Enhancing Photovoltaic Performance by Cathode Interfacial Modification with Inorganic/Organic Gradient Diffusion Structures

The modification of the interfacial contacts between the active layer and the electrode is of great importance in achieving high-performance organic solar cells (OSCs). Herein, a composite film with gradient diffusion structure based on zinc oxide (ZnO) and nonfullerene organic semiconductor of ITIC (G-ZnO/ITIC) is constructed by a convenient one-step solution-processing method for the interfacial modification of OSCs. The facilely constructed G-ZnO/ITIC composite films show enhanced surface hydrophobicity and comparatively smooth morphology, contributing to the improved interfacial contact between the inorganic interfacial layer and organic photoactive layer. Meanwhile, the cascade energy level established inside the bulk G-ZnO/ITIC cathode interfacial layer (CIL) would further assist in the electron-transporting process for efficient charge extraction.

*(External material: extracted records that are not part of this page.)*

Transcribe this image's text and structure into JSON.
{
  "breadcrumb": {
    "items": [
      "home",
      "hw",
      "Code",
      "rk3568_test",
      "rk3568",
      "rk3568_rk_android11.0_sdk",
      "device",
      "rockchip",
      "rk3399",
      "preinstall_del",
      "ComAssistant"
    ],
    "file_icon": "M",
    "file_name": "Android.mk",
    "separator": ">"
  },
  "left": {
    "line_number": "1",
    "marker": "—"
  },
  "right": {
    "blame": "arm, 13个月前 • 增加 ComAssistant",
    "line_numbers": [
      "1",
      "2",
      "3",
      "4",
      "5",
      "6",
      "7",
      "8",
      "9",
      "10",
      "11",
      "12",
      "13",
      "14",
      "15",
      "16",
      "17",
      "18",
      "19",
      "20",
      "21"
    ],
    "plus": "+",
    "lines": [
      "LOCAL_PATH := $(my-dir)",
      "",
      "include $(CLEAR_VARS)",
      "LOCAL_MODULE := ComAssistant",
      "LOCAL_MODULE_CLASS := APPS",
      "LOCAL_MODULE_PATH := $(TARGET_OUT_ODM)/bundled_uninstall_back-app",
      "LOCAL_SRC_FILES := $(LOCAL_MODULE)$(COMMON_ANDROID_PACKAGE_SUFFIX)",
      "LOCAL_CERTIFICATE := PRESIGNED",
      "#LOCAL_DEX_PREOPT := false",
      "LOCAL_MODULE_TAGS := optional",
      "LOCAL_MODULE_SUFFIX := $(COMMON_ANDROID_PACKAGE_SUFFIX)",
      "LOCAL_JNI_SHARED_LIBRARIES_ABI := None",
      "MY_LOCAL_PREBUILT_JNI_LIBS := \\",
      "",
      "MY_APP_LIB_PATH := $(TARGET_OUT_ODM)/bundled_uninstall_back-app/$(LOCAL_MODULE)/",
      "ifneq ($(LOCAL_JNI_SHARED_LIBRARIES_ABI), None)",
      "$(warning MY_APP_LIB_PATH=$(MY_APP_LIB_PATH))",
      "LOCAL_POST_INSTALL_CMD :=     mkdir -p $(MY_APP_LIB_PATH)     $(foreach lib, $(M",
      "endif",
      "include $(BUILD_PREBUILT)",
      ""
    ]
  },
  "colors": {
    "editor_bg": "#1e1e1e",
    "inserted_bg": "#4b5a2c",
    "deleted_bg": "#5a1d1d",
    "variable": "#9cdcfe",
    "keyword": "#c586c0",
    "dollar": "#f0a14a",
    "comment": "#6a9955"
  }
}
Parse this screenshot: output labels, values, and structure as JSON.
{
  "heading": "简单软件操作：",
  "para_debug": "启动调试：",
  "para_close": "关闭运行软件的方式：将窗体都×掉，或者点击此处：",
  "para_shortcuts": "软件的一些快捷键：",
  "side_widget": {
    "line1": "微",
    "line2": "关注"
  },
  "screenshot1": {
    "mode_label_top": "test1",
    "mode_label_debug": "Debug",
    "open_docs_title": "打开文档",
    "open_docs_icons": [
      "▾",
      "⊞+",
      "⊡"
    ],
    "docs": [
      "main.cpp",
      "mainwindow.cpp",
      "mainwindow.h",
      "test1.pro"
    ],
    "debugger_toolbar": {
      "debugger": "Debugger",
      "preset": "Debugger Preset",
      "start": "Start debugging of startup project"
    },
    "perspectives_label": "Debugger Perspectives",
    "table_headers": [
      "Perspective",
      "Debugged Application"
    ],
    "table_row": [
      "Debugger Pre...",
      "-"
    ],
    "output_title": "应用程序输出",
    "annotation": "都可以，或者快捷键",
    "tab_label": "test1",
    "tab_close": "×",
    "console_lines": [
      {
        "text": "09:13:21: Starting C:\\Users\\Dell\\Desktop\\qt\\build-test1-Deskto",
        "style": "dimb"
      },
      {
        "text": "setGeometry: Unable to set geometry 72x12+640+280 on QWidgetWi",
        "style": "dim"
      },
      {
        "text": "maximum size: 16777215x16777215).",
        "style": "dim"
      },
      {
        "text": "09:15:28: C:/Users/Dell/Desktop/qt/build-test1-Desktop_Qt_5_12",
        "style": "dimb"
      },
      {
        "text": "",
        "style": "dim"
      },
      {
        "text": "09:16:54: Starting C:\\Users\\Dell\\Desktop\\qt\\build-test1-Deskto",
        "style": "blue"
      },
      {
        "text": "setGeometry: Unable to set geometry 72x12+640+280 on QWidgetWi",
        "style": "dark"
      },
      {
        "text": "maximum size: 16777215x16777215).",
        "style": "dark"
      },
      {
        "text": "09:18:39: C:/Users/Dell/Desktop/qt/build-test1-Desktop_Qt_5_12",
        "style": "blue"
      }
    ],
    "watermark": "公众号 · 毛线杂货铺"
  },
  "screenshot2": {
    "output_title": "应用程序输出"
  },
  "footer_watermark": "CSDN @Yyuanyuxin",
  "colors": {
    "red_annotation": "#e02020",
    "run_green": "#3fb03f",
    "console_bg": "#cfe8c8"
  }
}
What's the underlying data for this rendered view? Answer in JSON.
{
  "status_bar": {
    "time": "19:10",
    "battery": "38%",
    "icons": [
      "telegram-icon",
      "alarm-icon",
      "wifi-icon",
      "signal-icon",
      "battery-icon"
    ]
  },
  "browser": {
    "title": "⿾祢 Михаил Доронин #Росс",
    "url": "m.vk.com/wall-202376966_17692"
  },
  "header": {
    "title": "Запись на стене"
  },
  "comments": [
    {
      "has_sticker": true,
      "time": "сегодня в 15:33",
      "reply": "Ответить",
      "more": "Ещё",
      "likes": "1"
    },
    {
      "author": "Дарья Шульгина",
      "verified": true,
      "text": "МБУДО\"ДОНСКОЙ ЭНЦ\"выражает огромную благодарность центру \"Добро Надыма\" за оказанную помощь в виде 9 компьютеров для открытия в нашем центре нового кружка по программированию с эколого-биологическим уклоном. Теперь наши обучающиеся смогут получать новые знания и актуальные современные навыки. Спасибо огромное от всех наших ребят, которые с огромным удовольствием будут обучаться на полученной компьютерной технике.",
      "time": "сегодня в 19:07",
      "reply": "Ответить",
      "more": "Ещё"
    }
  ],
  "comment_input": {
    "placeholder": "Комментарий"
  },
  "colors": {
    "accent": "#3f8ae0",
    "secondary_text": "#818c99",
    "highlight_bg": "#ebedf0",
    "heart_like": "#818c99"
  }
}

Therefore, G-ZnO/ITIC-based PTB7-Th:PC₇₁BM OSCs exhibit power conversion efficiency (PCE) up to 8.73%, which is remarkably larger than these of conventional ZnO-based devices (7.88% for pure ZnO CIL device, 7.27% for ZnO/ITIC bilayer CIL device, and 6.93% for ZnO/ITIC blends CIL device). This gradient diffusion structure is also effective in the PTB7-Th:ITIC-based nonfullerene OSCs, showing improved PCE values from 6.63% to 7.29%. The facilely prepared ZnO/organic semiconductor composite films with gradient diffusion structures and improved device performance would significantly broaden the types of interfacial layers with minimized boundaries among various functional layers, representing an important concept advance in constructing high-performance CILs for OSCs.